Потому что когда-то наступят потоп и «потом»,
но просвистанный светом – всеобщей печали не тронет,
и в разверзнутых хлябях найдёт сбережённый затон,
и к созданьям Господним по-братски протянет ладони.


На первом языке

Язык оказался смесью
вечно-зелёного шелеста с лепетом вечно-синих
волн...
И. Бродский


Заговорить Божественным наречьем,
на языке бледно-зелёных волн.
Всем диалектам мира он предтеча,
грамматикам – незыблемый закон.

На смеси пенья, шёпота и света,
вкрапления травы не избежав.
Он сам себе был первым из поэтов
в единственной из сущих там держав.

А ультразвуки лишь потом возникли,
и писк, и рёв, и стон, и щебет, и...
Слагался алфавит для первой Книги
пока не в Духе. Только на крови.

Уже он был страданьями оплачен,
уже был куплен тёмною бедой.
Но и сейчас для нас так много значит
беседа моря с первою звездой.


Знаешь, няня

Знаешь, няня, ведь и Пушкину, бывало,
так взгрустнётся – мол, потомки не читают, –
что мороза он откинет покрывало,
крепкий градус «минус сорок» обретая.

Знаешь, няня, не в твоей тут кружке дело,
а в поэзии, настоянной на спирте:
слово Пушкино и пенилось, и пело, –
так сердечно вы с подружкой говорите.

Знаешь, няня, нынче модно отчего-то
стало гадости о гении прохрюкать.
Знал бы Пушкин, что не в масть его работа,
благодарен был бы хряку за науку.

Знаешь, няня, а давай пошлём в болото
и потомков, и писателей из хряков!
Был бы Пушкин в наших душах! А под сводом
нашей жизни приспособимся мы всяко.


«Вновь из старых учебников...»

* * *
Вновь из старых учебников эти полотна встают –
репродукции в памяти лучших картин Васнецова,
где сияет нам сказка и красок сверкает салют
и поистине дух образцовый.

Понимаю вполне, что налёт романтичности в них,
что былин идиллических так схематичны герои,
что история здесь заколдована, выверен миг
по волшебному курсу, в фольклорную рамочку встроен.
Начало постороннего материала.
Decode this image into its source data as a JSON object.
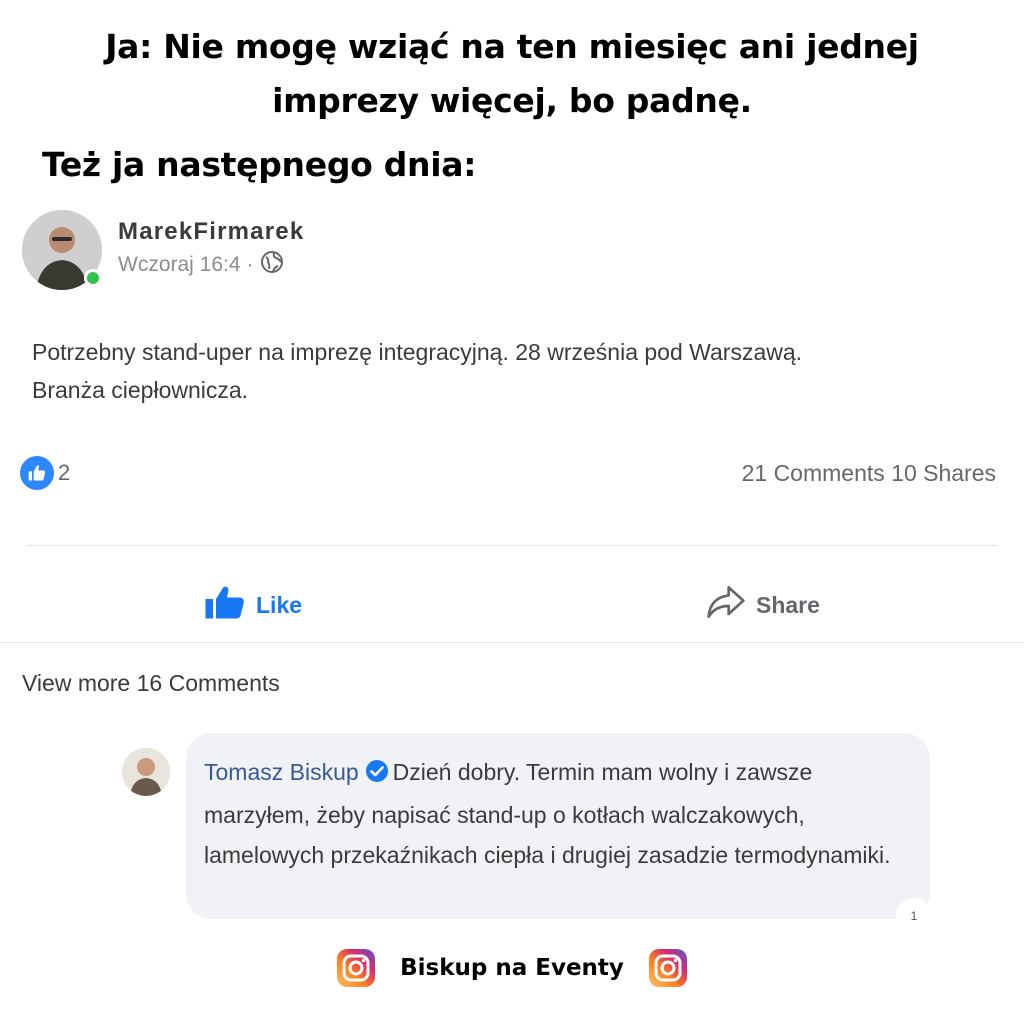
{
  "meme": {
    "line1": "Ja: Nie mogę wziąć na ten miesięc ani jednej",
    "line2": "imprezy więcej, bo padnę.",
    "line3": "Też ja następnego dnia:"
  },
  "post": {
    "author": "MarekFirmarek",
    "time": "Wczoraj 16:4",
    "separator": "·",
    "privacy_icon": "globe-icon",
    "body_line1": "Potrzebny stand-uper na imprezę integracyjną. 28 września pod Warszawą.",
    "body_line2": "Branża ciepłownicza.",
    "reaction_count": "2",
    "stats": "21 Comments 10 Shares",
    "like_label": "Like",
    "share_label": "Share"
  },
  "comments": {
    "view_more": "View more 16 Comments",
    "items": [
      {
        "author": "Tomasz Biskup",
        "text": "Dzień dobry. Termin mam wolny i zawsze marzyłem, żeby napisać stand-up o kotłach walczakowych, lamelowych przekaźnikach ciepła i drugiej zasadzie termodynamiki.",
        "reply_count": "1"
      }
    ]
  },
  "footer": {
    "label": "Biskup na Eventy",
    "icon": "instagram-icon"
  },
  "colors": {
    "facebook_blue": "#1877f2",
    "link_blue": "#385898",
    "online_green": "#31c24d",
    "bubble_bg": "#f0f2f5"
  }
}
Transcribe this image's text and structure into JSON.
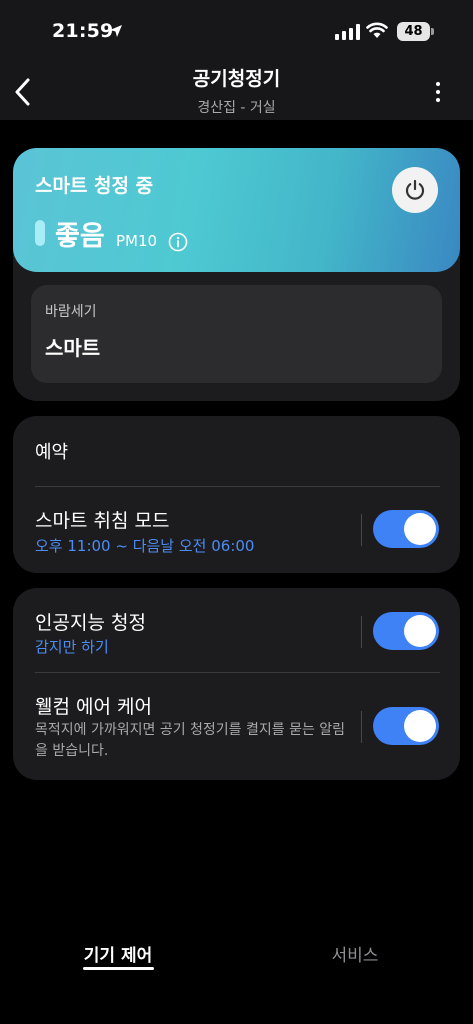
{
  "status_bar": {
    "time": "21:59",
    "battery": "48"
  },
  "header": {
    "title": "공기청정기",
    "subtitle": "경산집 - 거실"
  },
  "hero": {
    "status": "스마트 청정 중",
    "air_quality": "좋음",
    "pm_label": "PM10",
    "gradient_colors": [
      "#5bc4d6",
      "#4ec9d2",
      "#3a88c2"
    ]
  },
  "fan": {
    "label": "바람세기",
    "value": "스마트"
  },
  "schedule": {
    "title": "예약",
    "sleep_mode": {
      "title": "스마트 취침 모드",
      "time_range": "오후 11:00 ~ 다음날 오전 06:00",
      "enabled": true
    }
  },
  "ai": {
    "ai_purify": {
      "title": "인공지능 청정",
      "subtitle": "감지만 하기",
      "enabled": true
    },
    "welcome_air": {
      "title": "웰컴 에어 케어",
      "description": "목적지에 가까워지면 공기 청정기를 켤지를 묻는 알림을 받습니다.",
      "enabled": true
    }
  },
  "tabs": {
    "device_control": "기기 제어",
    "services": "서비스"
  },
  "colors": {
    "accent": "#3e82f5",
    "link_text": "#4b8cf5",
    "card_bg": "#1c1c1e"
  }
}
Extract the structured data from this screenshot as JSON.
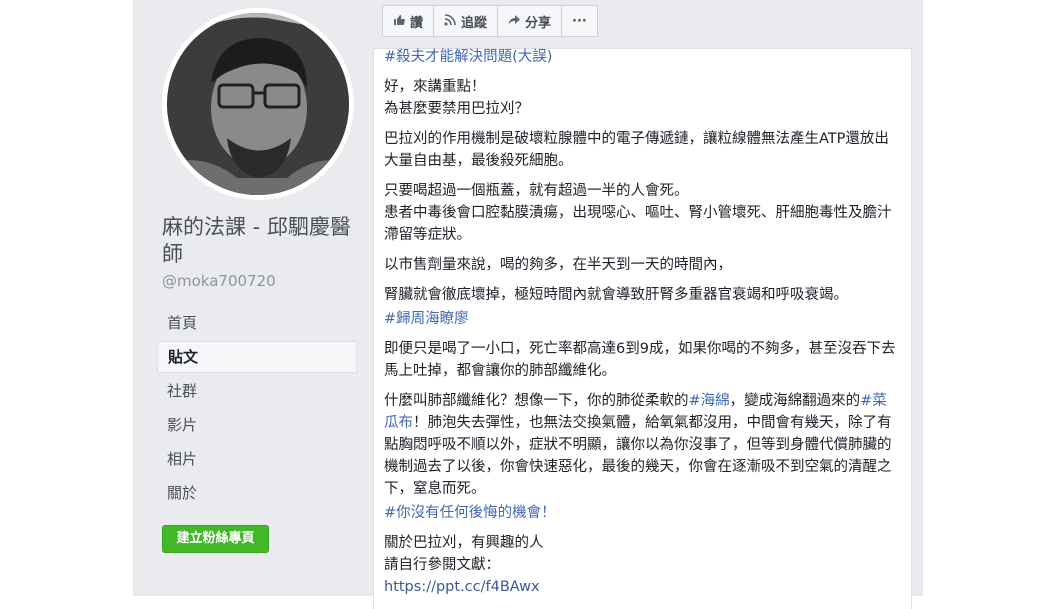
{
  "page": {
    "name": "麻的法課 - 邱駟慶醫師",
    "handle": "@moka700720"
  },
  "nav": [
    "首頁",
    "貼文",
    "社群",
    "影片",
    "相片",
    "關於"
  ],
  "fan_button": "建立粉絲專頁",
  "actions": {
    "like": "讚",
    "follow": "追蹤",
    "share": "分享",
    "more": "···"
  },
  "post": {
    "l0": "#殺夫才能解決問題(大誤)",
    "l1": "好，來講重點！",
    "l2": "為甚麼要禁用巴拉刈？",
    "l3": "巴拉刈的作用機制是破壞粒腺體中的電子傳遞鏈，讓粒線體無法產生ATP還放出大量自由基，最後殺死細胞。",
    "l4": "只要喝超過一個瓶蓋，就有超過一半的人會死。",
    "l5": "患者中毒後會口腔黏膜潰瘍，出現噁心、嘔吐、腎小管壞死、肝細胞毒性及膽汁滯留等症狀。",
    "l6": "以市售劑量來說，喝的夠多，在半天到一天的時間內，",
    "l7": "腎臟就會徹底壞掉，極短時間內就會導致肝腎多重器官衰竭和呼吸衰竭。",
    "l8": "#歸周海瞭廖",
    "l9": "即便只是喝了一小口，死亡率都高達6到9成，如果你喝的不夠多，甚至沒吞下去馬上吐掉，都會讓你的肺部纖維化。",
    "l10a": "什麼叫肺部纖維化？想像一下，你的肺從柔軟的",
    "l10tag1": "#海綿",
    "l10b": "，變成海綿翻過來的",
    "l10tag2": "#菜瓜布",
    "l10c": "！肺泡失去彈性，也無法交換氣體，給氧氣都沒用，中間會有幾天，除了有點胸悶呼吸不順以外，症狀不明顯，讓你以為你沒事了，但等到身體代償肺臟的機制過去了以後，你會快速惡化，最後的幾天，你會在逐漸吸不到空氣的清醒之下，窒息而死。",
    "l11": "#你沒有任何後悔的機會！",
    "l12": "關於巴拉刈，有興趣的人",
    "l13": "請自行參閱文獻：",
    "l14": "https://ppt.cc/f4BAwx"
  }
}
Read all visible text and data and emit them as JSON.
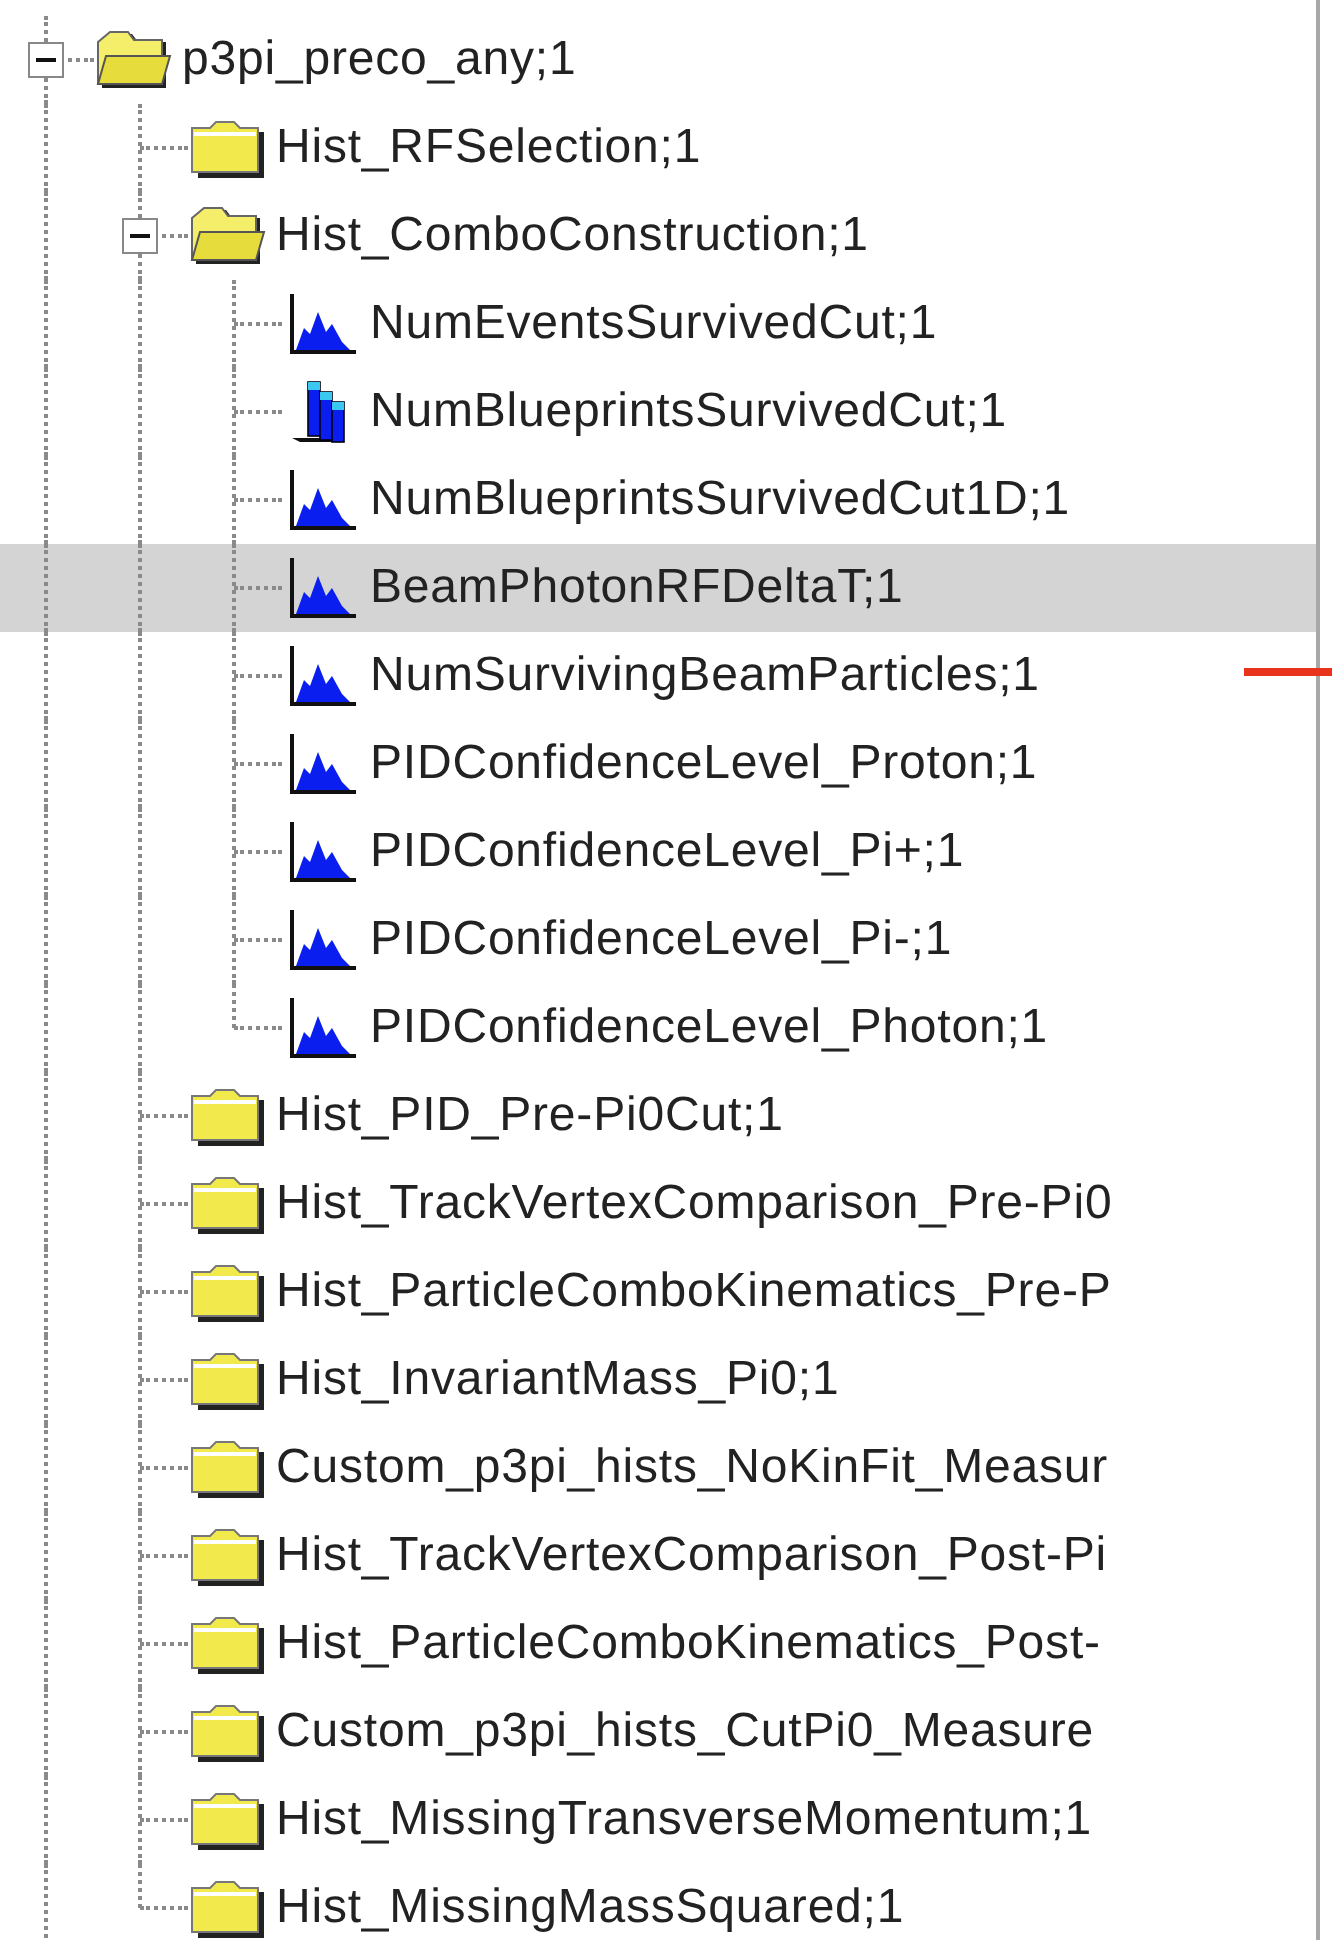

Но смотрю я во многом и сейчас в этот миф на холсте
своим прежним, влюблённым и детским, не умственным взглядом,
и могучие витязи – сердцу действительно те,
настоящего, древнего лада.

На побоищах славных, чьи усыпаны травы костьми,
где червонны щиты и стервятник над кудрями виснет,
мой остался восторг, и тот витязь – мой первый кумир,
из возможностей трёх выбирающий пагубу истины.

Всё мне кажется, сила прапрадедов, их идеал
обязательно вселится в мальчиков русских, поскольку
где-то в чаще души щит их веры по-прежнему ал
и для милой своей оседлать они могут хоть волка.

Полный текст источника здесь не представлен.